Serum protein levels were analyzed following CT administration among patients diagnosed with CC and its subtypes LCC and RCC, stratified according to their response to CT, categorized as either non-resistant or resistant patients. Our aim was to compare and analyze the serum protein profiles after treatment with CT, providing insights into potential biomarkers associated with treatment resistance.

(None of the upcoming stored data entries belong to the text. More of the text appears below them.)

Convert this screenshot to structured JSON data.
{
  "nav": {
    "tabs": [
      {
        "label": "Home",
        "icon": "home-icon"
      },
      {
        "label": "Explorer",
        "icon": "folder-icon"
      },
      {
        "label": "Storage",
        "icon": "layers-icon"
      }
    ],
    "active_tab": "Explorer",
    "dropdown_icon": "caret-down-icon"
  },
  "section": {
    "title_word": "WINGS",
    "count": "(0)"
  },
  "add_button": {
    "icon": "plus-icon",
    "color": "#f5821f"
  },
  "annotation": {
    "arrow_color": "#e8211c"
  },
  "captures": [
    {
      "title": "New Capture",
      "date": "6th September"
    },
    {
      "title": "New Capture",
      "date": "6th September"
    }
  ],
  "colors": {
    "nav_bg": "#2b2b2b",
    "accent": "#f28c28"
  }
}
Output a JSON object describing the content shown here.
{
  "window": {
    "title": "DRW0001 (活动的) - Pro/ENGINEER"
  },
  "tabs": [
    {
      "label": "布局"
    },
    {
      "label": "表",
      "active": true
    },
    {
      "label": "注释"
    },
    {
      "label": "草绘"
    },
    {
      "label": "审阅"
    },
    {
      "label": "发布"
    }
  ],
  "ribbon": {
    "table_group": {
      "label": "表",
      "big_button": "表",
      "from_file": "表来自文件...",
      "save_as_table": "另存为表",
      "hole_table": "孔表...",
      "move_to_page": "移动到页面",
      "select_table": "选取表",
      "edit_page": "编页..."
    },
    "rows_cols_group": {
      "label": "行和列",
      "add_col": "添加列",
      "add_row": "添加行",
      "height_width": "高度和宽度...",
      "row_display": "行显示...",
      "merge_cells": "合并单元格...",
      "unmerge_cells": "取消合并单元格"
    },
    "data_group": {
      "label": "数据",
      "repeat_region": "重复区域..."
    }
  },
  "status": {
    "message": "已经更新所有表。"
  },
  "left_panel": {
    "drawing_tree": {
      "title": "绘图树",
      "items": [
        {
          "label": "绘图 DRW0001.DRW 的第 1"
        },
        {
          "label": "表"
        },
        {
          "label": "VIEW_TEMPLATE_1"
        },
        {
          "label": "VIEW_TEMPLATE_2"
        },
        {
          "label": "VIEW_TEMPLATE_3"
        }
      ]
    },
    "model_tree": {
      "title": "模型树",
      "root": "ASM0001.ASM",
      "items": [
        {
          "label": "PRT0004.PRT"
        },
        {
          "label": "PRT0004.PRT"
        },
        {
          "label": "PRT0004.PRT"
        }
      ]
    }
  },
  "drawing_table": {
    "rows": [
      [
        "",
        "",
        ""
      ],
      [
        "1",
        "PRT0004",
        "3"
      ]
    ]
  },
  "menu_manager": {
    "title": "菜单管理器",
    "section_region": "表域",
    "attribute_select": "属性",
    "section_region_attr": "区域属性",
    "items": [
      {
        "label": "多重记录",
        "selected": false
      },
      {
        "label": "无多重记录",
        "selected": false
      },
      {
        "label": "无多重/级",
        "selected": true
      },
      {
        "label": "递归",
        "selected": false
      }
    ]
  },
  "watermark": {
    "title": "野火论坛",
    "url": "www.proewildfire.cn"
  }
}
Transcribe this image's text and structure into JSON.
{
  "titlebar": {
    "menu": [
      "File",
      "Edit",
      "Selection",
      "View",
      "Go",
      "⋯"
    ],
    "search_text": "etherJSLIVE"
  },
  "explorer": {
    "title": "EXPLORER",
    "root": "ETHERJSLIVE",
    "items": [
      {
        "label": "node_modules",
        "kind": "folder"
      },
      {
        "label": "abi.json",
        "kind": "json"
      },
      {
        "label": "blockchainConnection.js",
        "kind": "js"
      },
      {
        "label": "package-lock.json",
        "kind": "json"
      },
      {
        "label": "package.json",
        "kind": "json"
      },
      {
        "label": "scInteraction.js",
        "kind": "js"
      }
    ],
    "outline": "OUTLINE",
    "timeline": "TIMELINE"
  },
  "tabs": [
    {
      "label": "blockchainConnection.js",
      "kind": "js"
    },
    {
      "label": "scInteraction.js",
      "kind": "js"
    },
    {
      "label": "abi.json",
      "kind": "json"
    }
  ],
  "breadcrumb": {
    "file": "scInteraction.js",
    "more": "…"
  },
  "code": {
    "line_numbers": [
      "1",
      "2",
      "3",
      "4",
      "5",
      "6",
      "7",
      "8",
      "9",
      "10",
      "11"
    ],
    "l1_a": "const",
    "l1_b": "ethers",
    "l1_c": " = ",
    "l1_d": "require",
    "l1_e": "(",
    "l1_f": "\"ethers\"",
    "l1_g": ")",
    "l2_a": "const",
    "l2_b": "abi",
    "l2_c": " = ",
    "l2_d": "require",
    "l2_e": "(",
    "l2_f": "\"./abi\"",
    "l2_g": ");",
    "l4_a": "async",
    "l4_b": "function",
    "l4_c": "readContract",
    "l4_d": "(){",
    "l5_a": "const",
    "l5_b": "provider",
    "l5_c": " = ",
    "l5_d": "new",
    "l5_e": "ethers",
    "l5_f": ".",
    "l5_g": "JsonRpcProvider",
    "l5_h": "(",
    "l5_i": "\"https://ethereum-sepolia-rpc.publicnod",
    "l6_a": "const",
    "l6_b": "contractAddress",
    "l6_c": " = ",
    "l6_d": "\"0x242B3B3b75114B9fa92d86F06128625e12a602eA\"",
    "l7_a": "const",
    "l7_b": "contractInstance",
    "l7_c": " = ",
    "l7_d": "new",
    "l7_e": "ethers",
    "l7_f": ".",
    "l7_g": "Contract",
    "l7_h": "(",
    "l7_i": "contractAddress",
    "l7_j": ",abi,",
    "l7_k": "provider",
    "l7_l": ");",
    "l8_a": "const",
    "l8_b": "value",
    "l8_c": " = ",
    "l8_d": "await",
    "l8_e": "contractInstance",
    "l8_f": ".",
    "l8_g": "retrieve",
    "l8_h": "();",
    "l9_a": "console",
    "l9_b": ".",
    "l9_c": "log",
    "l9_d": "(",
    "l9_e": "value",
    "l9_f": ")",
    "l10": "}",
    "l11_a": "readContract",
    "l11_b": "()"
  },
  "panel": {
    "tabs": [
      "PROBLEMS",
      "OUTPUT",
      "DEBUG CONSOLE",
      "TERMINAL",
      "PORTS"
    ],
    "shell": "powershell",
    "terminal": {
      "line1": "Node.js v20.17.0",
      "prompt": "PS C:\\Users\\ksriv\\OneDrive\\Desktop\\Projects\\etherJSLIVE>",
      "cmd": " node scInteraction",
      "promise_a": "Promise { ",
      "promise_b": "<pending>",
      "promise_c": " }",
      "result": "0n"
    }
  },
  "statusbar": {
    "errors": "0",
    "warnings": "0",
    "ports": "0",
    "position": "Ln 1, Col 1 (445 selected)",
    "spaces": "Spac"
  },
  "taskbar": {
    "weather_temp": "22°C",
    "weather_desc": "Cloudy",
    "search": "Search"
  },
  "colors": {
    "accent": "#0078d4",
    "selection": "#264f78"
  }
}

For CC patients, 3 analytes, including 1 cytokine (IL-23) and 2 chemokines (I-TAC (IFN-inducible T cell α Chemoattractant) and SDF-1α (Stromal cell-Derived Factor-1)) were differentially expressed between non-resistant and resistant CC patients to CT. IL-23 (p = 0.046), I-TAC (p = 0.024) and SDF-1α (p = 0.024) were down-regulated in resistant CC compared to non-resistant CC (Table 6, Figure 7(a)). The ROC curve analysis demonstrated that the highest AUC value was observed for IL-23 (AUC = 1), indicating perfect discrimination, followed by I-TAC and SDF-1α (0.76, 0.74 respectively) (Figure 8(a))

Figure 7.

Serum protein levels in non-resistant and resistant CC, LCC and RCC to CT. Results are expressed as means values in ng/ml. a. IL-23, I-TAC and SDF1-α were down-regulated in the sera of resistant CC compared to non-resistant CC. b. I-TAC was down-regulated in the sera of resistant LCC. c. IL-2 and FGF-2 were down-regulated, while APRIL was up-regulated in the sera of resistant RCC. P-values represent statistically significant cytokines serum level differences at baseline in resistant versus non-resistant patients are in black; ** P < 0.005; *P < 0.05.

Figure 8.

ROC curves. a. Analysis of the ROC curve was performed between non-resistant and resistant CC to CT. The highest AUC was found for IL-23 (1), followed by I-TAC and SDF-1α (0.76 and 0.74 respectively). b. Analysis of the ROC curve was performed between non-resistant and resistant LCC. A great AUC was found for I-TAC (AUC=0.85). c. Analysis of the ROC curve was performed between non-resistant and resistant. Great AUC with 1 was found for IL-2, APRIL and FGF-2.

Table 6.

Serum proteins differentially expressed between non-resistant and resistant CC, LCC and RCC patients.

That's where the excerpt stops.